Hashing
shawnfjohnson
Member Posts: 5 ■■■□□□□□□□
in CISSP
I know hashing = Integrity. Questions are confusing when they are referring to hashing on the test. Sometimes they talk hashing the private key and sometimes they talk about hashing the entire message (text). Am i interpreting things differently? How do I get around the gotcha's with these questions on the test? Sorry for the dumb question.
Comments
Your example is the use of hashing in public key cryptography to test if a decrypted key or message has not changed since it was originally encrypted. The purpose of the hashing is the same for both the key and the message, but when, why, and how hashing is used is determined by the design of the public key cryptosystem.
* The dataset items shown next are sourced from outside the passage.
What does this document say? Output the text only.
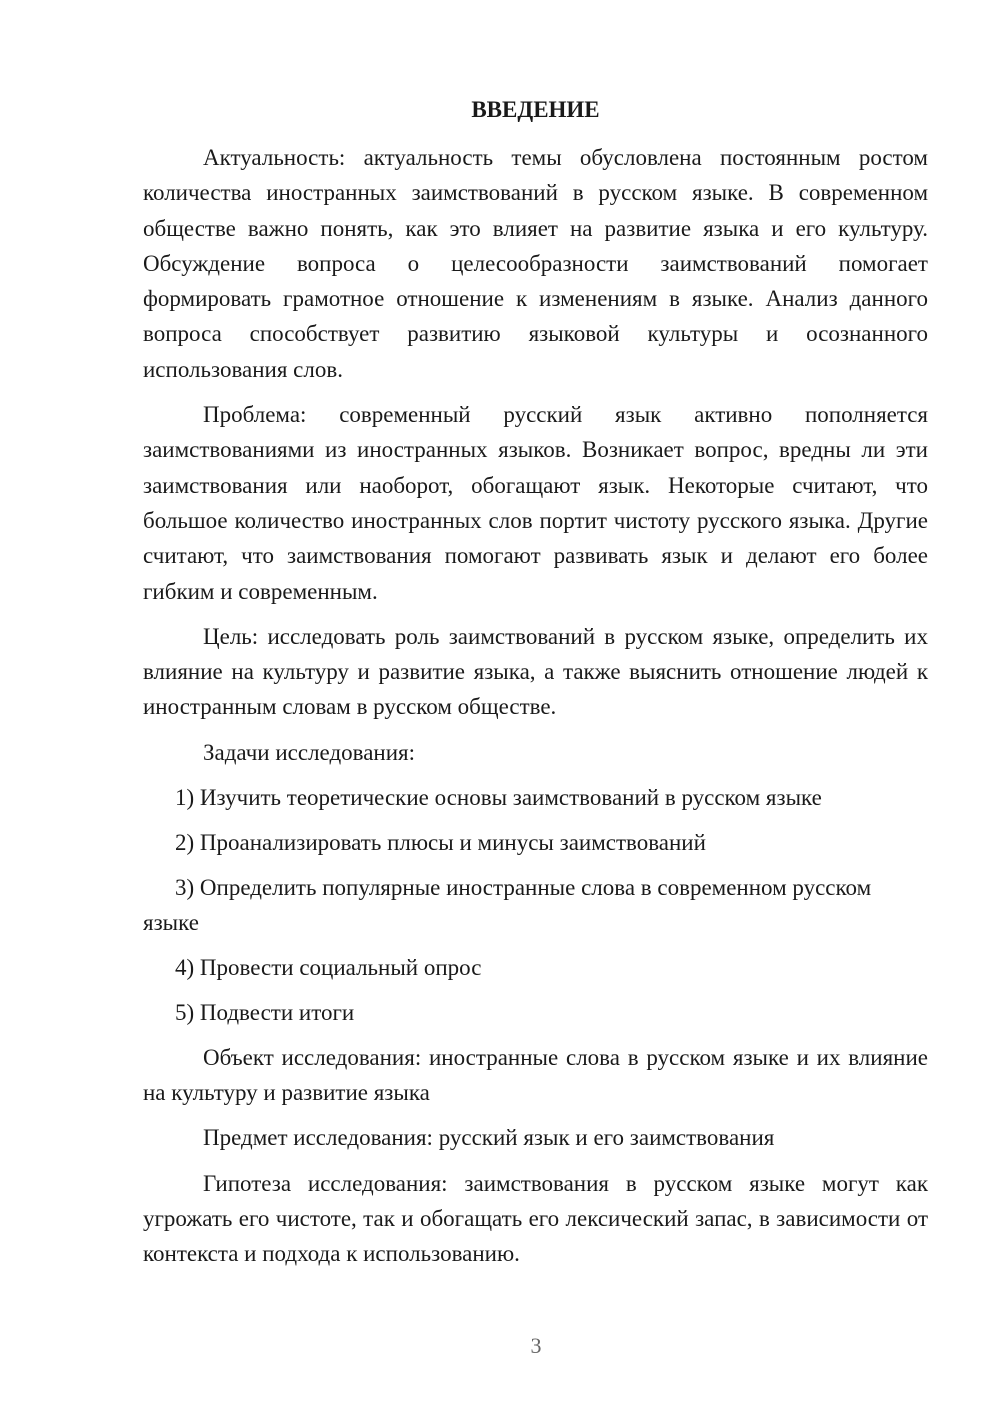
ВВЕДЕНИЕ

Актуальность: актуальность темы обусловлена постоянным ростом количества иностранных заимствований в русском языке. В современном обществе важно понять, как это влияет на развитие языка и его культуру. Обсуждение вопроса о целесообразности заимствований помогает формировать грамотное отношение к изменениям в языке. Анализ данного вопроса способствует развитию языковой культуры и осознанного использования слов.

Проблема: современный русский язык активно пополняется заимствованиями из иностранных языков. Возникает вопрос, вредны ли эти заимствования или наоборот, обогащают язык. Некоторые считают, что большое количество иностранных слов портит чистоту русского языка. Другие считают, что заимствования помогают развивать язык и делают его более гибким и современным.

Цель: исследовать роль заимствований в русском языке, определить их влияние на культуру и развитие языка, а также выяснить отношение людей к иностранным словам в русском обществе.

Задачи исследования:

1) Изучить теоретические основы заимствований в русском языке
2) Проанализировать плюсы и минусы заимствований
3) Определить популярные иностранные слова в современном русском языке
4) Провести социальный опрос
5) Подвести итоги

Объект исследования: иностранные слова в русском языке и их влияние на культуру и развитие языка

Предмет исследования: русский язык и его заимствования

Гипотеза исследования: заимствования в русском языке могут как угрожать его чистоте, так и обогащать его лексический запас, в зависимости от контекста и подхода к использованию.

3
Understand the cryptosystem and you will understand its use of cryptographic hashing.
And there's never any dumb questions here!
Forum Admin at www.techexams.net
--
LinkedIn: www.linkedin.com/in/jamesdmurray
Twitter: www.twitter.com/jdmurray
For latter - PBDF, BCRYPT, SCRYPT - where the random salt is appended to the message and you apply your key algorithm to the message - e.g. HMAC 256. These are slower in nature thus harder for brute force attacking that's why used to hash your secrets/passwords.
Sorry for digressing. But the key thing is that you either add your public key (shared secret) to the message and hash it => called HMAC. Or you simply hash the message as part of your TLS connection - which will be your standard MAC function (e.g. MD5, SHA1 etc). If not part of the TLS tunnel, I believe its the actual contents of the message that is hashed and sent along which is then checked to see if the hash value is the same - if so then message integrity in tact.